In fact, neither of these outcomes is altogether surprising. Clemens, whose increasingly bulbous physique and supernatural late-career statistics strongly suggest dopage, was prosecuted by an incompetent squad, in front of a jury that openly scorned the government’s case. Armstrong, who’s faced a litany of accusations from former teammates and friends, was for seven years the most dominant athlete in the most drug-addicted sport on the planet. Let’s be realistic.
Whatever their legal standing, in other words, both Clemens and Armstrong were probably juicing. But that doesn’t mean fans should judge the two equally. Fear not, patriots: Clemens is still a demon, Armstrong still a saint.
Because of the competitive advantage he had over his peers—and baseball’s all-important record books—Clemens tarnished his sport more than Armstrong ever could. In pro baseball’s 150-year history, the steroids era was only a minor blip. Despite periods of loose experimentation with amphetamines, cocaine, and some seriously potent LSD, the sport was mostly clean until the 1990s. And since 2007, when former Senator George Mitchell released the report that implicated Clemens, Major League Baseball has ramped up its testing program and mostly weeded out the steroids. (5,458 home runs were hit in 2001. In 2011: 4,452.) Clemens’s use—if he used, of course—hurt the game because in baseball, steroids have been the exception rather than the rule.

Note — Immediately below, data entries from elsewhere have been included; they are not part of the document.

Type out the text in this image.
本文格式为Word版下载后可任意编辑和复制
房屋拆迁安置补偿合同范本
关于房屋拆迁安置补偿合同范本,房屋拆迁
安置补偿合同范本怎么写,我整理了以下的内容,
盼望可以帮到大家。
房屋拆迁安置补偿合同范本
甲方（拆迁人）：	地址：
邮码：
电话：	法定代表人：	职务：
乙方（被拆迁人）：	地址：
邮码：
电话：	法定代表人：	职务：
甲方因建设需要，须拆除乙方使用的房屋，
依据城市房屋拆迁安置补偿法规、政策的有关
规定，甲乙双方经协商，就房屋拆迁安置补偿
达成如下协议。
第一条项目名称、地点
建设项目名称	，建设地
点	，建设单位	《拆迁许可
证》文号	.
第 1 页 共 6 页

The inverse is true in cycling. In February, three-time Tour winner Alberto Contador was found guilty of doping. The Tour’s greatest riders before Armstrong—Jacques Anquetil, Eddy Merckx, Miguel Indurain—all tested positive or admitted to doping. Famously hopped-up 1998 winner Marco ‘Il Pirata’ Pantani eventually died of a massive drug overdose in 2004. The list goes on: According to a comprehensive MSNBC report, 19 of the Tour's 22 winners from 1960-2006 had “been caught or implicated in doping.” And it’s not just the big shots that shoot up: “On average, the 50th place finisher has not lost ground on the [Tour] winner in the overall standings since 1998.”
Armstrong’s drug use—again, if he used—did almost nothing to blemish his sport. Before, during, and after his reign, everybody was doing it. He was simply the best of the cheaters. The injustice of the Armstrong investigation is that if he is stripped of his seven titles, Indurain and Pantani and Merckx’s tainted victories will remain on the books. Clemens’s predecessors, by contrast, were clean.
As Anquetil said in 1965, after winning four straight Tours, “Leave me in peace; everybody dopes.”